La première problématique concerne l’accompagnement des publics fragiles, tout particulièrement les personnes âgées dépendantes. La réponse est encore loin des enjeux, et nous savons tous ici que le projet de loi relatif à l’adaptation de la société au vieillissement ne répond que de très loin à cette question aussi vaste que préoccupante. Les emplois de ce secteur sont presque exclusivement occupés par des femmes ; ils sont souvent pénibles et difficiles. Il faut mettre en place un parcours professionnel incluant une formation et offrant des débouchés valorisants. En la matière, nous n’en sommes qu’au début, avec des moyens très faibles pour le moment.

Mais ce n’est pas en déséquilibrant le marché de l’emploi que l’on répondra à ce problème de manière satisfaisante. Telle est bien en effet la seconde problématique : comment stimuler l’emploi dans un contexte de chômage important ? À ce sujet, Martine Pinville et moi-même nous sommes accordées sur la proposition suivante : l’âge qui ouvre droit à exonération totale des cotisations patronales pourrait être repoussé de 70 ans à 80 ans. Cette mesure représenterait environ 80 millions d’euros d’économies, selon la Cour des comptes. Dans ce cas, cependant, il faudrait élargir les droits des personnes de plus de 60 ans dès leur entrée dans le GIR 5.

Madame la secrétaire d’État, je vous pose une première question au sujet de cette proposition.

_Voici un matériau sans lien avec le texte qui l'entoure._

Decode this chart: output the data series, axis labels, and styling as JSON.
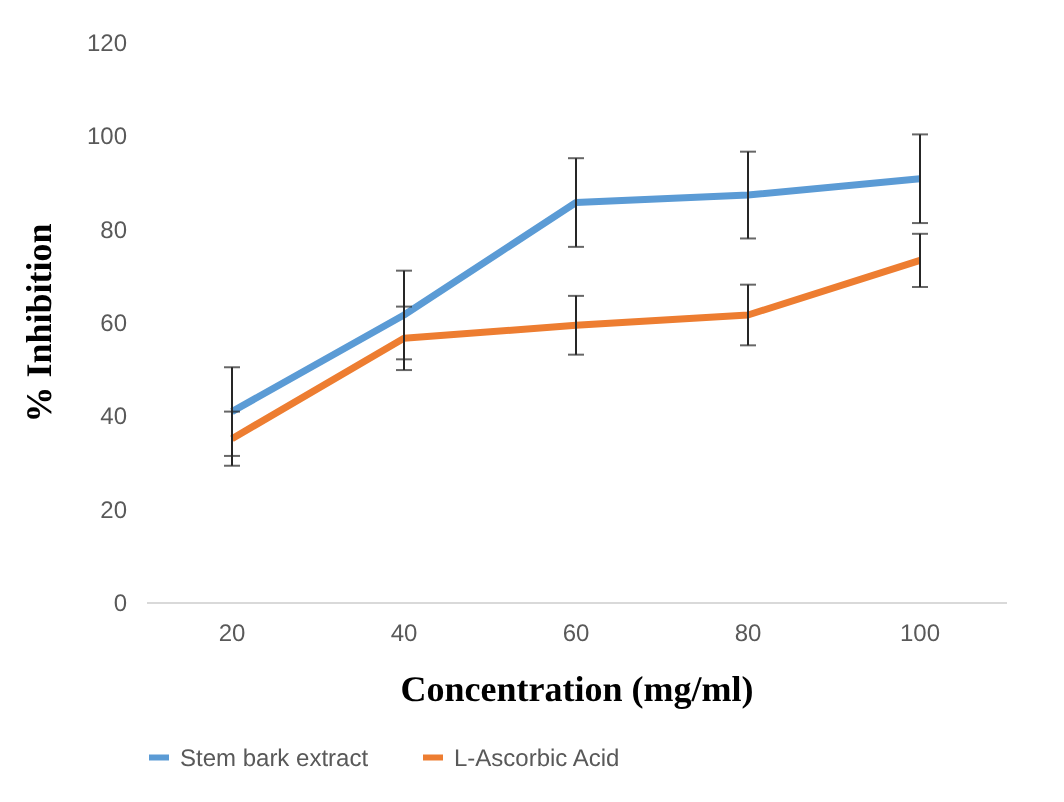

Il faudrait, dans cette éventualité, que l’ensemble du secteur des services à la personne – particuliers employeurs, entreprises, associations – puisse intervenir, sur prescription des caisses de retraite, pour les personnes classées dans les GIR 5 et 6. Il semblerait que cela soit déjà possible, comme l’a affirmé le responsable de la CARSAT – la caisse d’assurance retraite et de la santé au travail – de ma région. Pourtant, personne ne le sait : tout le monde pense que seules certaines associations peuvent intervenir ! Pourriez-vous nous dire clairement, madame la secrétaire d’État, si la prescription des caisses de retraite pour les GIR 5 et 6 est possible pour l’ensemble des services à la personne ? Si ce n’était pas le cas, il faudrait faire évoluer les choses sur ce point.

Je vous pose une deuxième question concernant le débat qui vient d’avoir lieu au Sénat, et qui met le secteur en émoi. On sent bien que les services agréés sont en danger ; ils représentent pourtant plus de 100 000 emplois. Le Gouvernement a demandé un rapport, et proposé une expérimentation, mais entend-il tout autoriser ? Nous proposons, au contraire, de diriger les CPOM vers les services agréés et autorisés.

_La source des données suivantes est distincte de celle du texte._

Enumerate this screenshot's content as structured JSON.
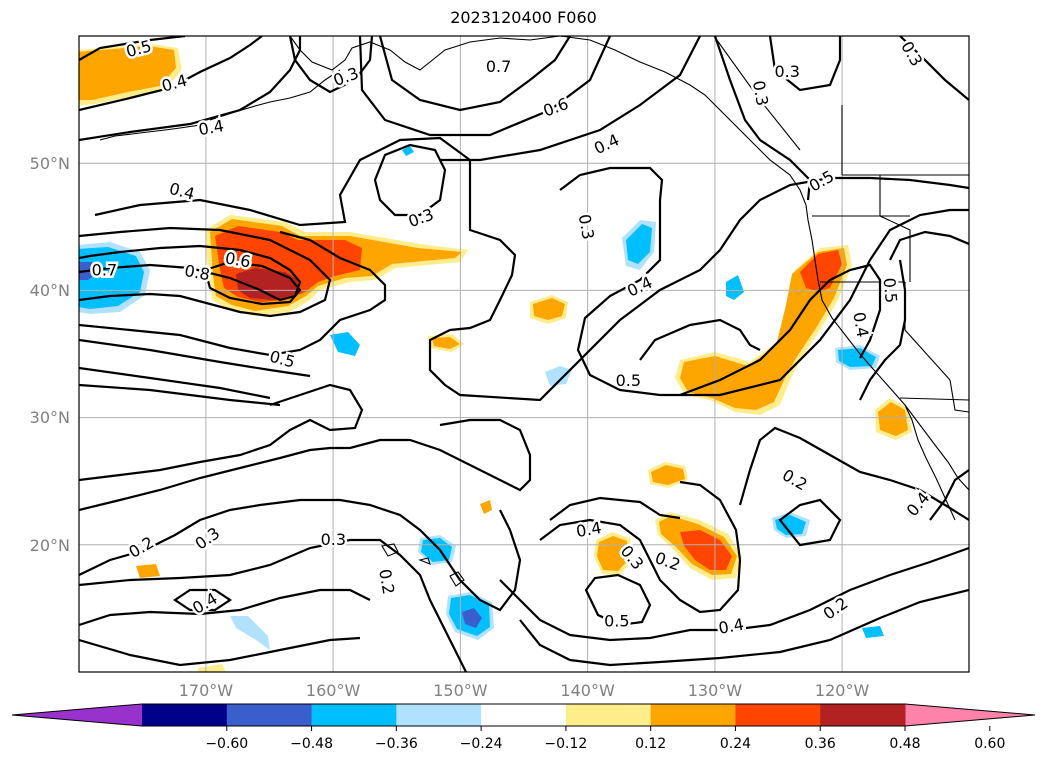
{
  "title": "2023120400 F060",
  "map": {
    "type": "contour-map",
    "region": "North Pacific",
    "lon_range": [
      -180,
      -110
    ],
    "lat_range": [
      10,
      60
    ],
    "lat_ticks": [
      {
        "value": 50,
        "label": "50°N"
      },
      {
        "value": 40,
        "label": "40°N"
      },
      {
        "value": 30,
        "label": "30°N"
      },
      {
        "value": 20,
        "label": "20°N"
      }
    ],
    "lon_ticks": [
      {
        "value": -170,
        "label": "170°W"
      },
      {
        "value": -160,
        "label": "160°W"
      },
      {
        "value": -150,
        "label": "150°W"
      },
      {
        "value": -140,
        "label": "140°W"
      },
      {
        "value": -130,
        "label": "130°W"
      },
      {
        "value": -120,
        "label": "120°W"
      }
    ],
    "grid": true,
    "contour_labels": [
      {
        "text": "0.5",
        "lon": -175.3,
        "lat": 59.0,
        "rot": -15
      },
      {
        "text": "0.4",
        "lon": -172.5,
        "lat": 56.3,
        "rot": -15
      },
      {
        "text": "0.4",
        "lon": -169.6,
        "lat": 52.8,
        "rot": -10
      },
      {
        "text": "0.3",
        "lon": -159.0,
        "lat": 56.8,
        "rot": -20
      },
      {
        "text": "0.7",
        "lon": -147.0,
        "lat": 57.6,
        "rot": 0
      },
      {
        "text": "0.6",
        "lon": -142.5,
        "lat": 54.4,
        "rot": -20
      },
      {
        "text": "0.4",
        "lon": -138.5,
        "lat": 51.5,
        "rot": -25
      },
      {
        "text": "0.3",
        "lon": -126.4,
        "lat": 55.5,
        "rot": 80
      },
      {
        "text": "0.3",
        "lon": -124.3,
        "lat": 57.2,
        "rot": 0
      },
      {
        "text": "0.3",
        "lon": -114.5,
        "lat": 58.6,
        "rot": 60
      },
      {
        "text": "0.5",
        "lon": -121.6,
        "lat": 48.6,
        "rot": -30
      },
      {
        "text": "0.4",
        "lon": -171.9,
        "lat": 47.8,
        "rot": 15
      },
      {
        "text": "0.3",
        "lon": -153.1,
        "lat": 45.7,
        "rot": -20
      },
      {
        "text": "0.3",
        "lon": -140.1,
        "lat": 45.0,
        "rot": 80
      },
      {
        "text": "0.7",
        "lon": -178.0,
        "lat": 41.6,
        "rot": 0
      },
      {
        "text": "0.8",
        "lon": -170.7,
        "lat": 41.4,
        "rot": 10
      },
      {
        "text": "0.6",
        "lon": -167.5,
        "lat": 42.4,
        "rot": 10
      },
      {
        "text": "0.4",
        "lon": -135.9,
        "lat": 40.3,
        "rot": -25
      },
      {
        "text": "0.5",
        "lon": -116.2,
        "lat": 40.0,
        "rot": 85
      },
      {
        "text": "0.4",
        "lon": -118.5,
        "lat": 37.3,
        "rot": 80
      },
      {
        "text": "0.5",
        "lon": -164.0,
        "lat": 34.6,
        "rot": 15
      },
      {
        "text": "0.5",
        "lon": -136.8,
        "lat": 32.9,
        "rot": 0
      },
      {
        "text": "0.2",
        "lon": -123.7,
        "lat": 25.1,
        "rot": 30
      },
      {
        "text": "0.4",
        "lon": -114.0,
        "lat": 23.2,
        "rot": -50
      },
      {
        "text": "0.3",
        "lon": -169.9,
        "lat": 20.5,
        "rot": -35
      },
      {
        "text": "0.2",
        "lon": -175.1,
        "lat": 19.8,
        "rot": -30
      },
      {
        "text": "0.3",
        "lon": -160.0,
        "lat": 20.4,
        "rot": 0
      },
      {
        "text": "0.2",
        "lon": -155.8,
        "lat": 17.1,
        "rot": 80
      },
      {
        "text": "0.4",
        "lon": -139.9,
        "lat": 21.2,
        "rot": -10
      },
      {
        "text": "0.3",
        "lon": -136.5,
        "lat": 19.0,
        "rot": 50
      },
      {
        "text": "0.2",
        "lon": -133.7,
        "lat": 18.7,
        "rot": 20
      },
      {
        "text": "0.5",
        "lon": -137.7,
        "lat": 14.0,
        "rot": 0
      },
      {
        "text": "0.4",
        "lon": -128.7,
        "lat": 13.6,
        "rot": -10
      },
      {
        "text": "0.2",
        "lon": -120.5,
        "lat": 15.0,
        "rot": -35
      },
      {
        "text": "0.4",
        "lon": -170.1,
        "lat": 15.4,
        "rot": -30
      }
    ]
  },
  "colorbar": {
    "ticks": [
      "−0.60",
      "−0.48",
      "−0.36",
      "−0.24",
      "−0.12",
      "0.12",
      "0.24",
      "0.36",
      "0.48",
      "0.60"
    ],
    "colors": [
      "#9932cc",
      "#00008b",
      "#3a5fcd",
      "#00bfff",
      "#b0e2ff",
      "#ffffff",
      "#ffec8b",
      "#ffa500",
      "#ff4500",
      "#b22222",
      "#ff82ab"
    ]
  }
}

Troisième et dernière question, qui touche au coeur de mon débat avec Martine Pinville : le Gouvernement a-t-il l’intention de modifier l’environnement fiscal et les exonérations sociales de ce secteur ? Je rappelle que cela a déjà été fait dans le cadre des lois de financement de la Sécurité sociale pour 2013 et 2014. Les résultats ne se sont d’ailleurs pas fait attendre : le nombre d’emplois déclarés a déjà baissé. Voulez-vous prendre ce risque dans le contexte économique actuel ?

Je vous remercie d’avance, madame la secrétaire d’État, pour vos réponses.